Absorption spectra have been taken of the O2-perturbed first (3B1u) and second (3E1u) triplets of solid benzene at 4.2°K. Spectra of both C6H6 and C6D6 were obtained. The (0–0) bands of the first triplet occur at 29 674±25 cm−1 for C6H6 and 29 851±25 cm−1 for C6D6. For the second triplet they lie at 36 560 cm−1±50 for C6H6 and 36 784±50 cm−1 for C6D6. The result for the first triplet of C6H6 compares very favorably with Evans' gas-phase O2-perturbed spectrum. It is also in satisfactory agreement with Nieman's accurate phosphorescence measurements on isotopic mixed crystals of benzene which place the C6H6 (0, 0) band position in the crystal at 29 657.1 cm−1. Many precautions were taken to eliminate the possibility of mis identification of the second triplet.
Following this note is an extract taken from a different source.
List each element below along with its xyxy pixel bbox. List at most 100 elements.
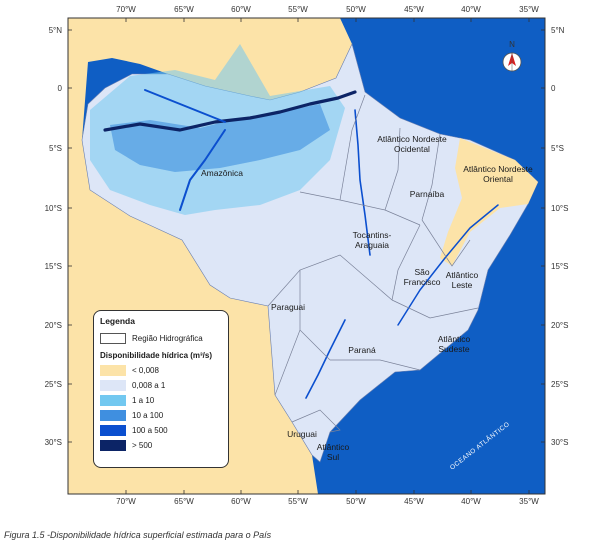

The observation that the O2-enhanced first triplet and the O2-enhanced bands in the 36 600-cm−1 region always appear together and with approximately the same relative intensities is considered to be the best evidence for the assignment. However, the rather broad structure obtained by the O2-perturbation technique does not allow all the uncertainties in the identification to be completely removed, nor does it allow a detailed study of this interesting state. A detailed evaluation of the purity of the benzene is made, and a method is described for the preparation of material having ultrahigh spectroscopic purity. Crystals, up to 5 cm in length, of this very highly purified C6H6 and C6D6 were studied at 4.2°K to ascertain if the singlet—triplet absorptions could be seen in the absence of a perturbation. The long crystals showed some sharp and some broad (Δν≈150 cm−1) absorptions starting at 36 947±50 cm−1 in C6H6 and at 37 147±50 cm−1 in C6D6. The broad absorptions correlate reasonably well with the features assigned to the second triplet in the O2-perturbation experiments. The first triplet is too weak to be observed in the long-crystal experiments. The position of the second triplet lies about 3000 cm−1 above that given by the Pariser—Parr calculation. This places the second triplet about nine-tenths rather than half of the distance from the lowest triplet to the lowest excited singlet.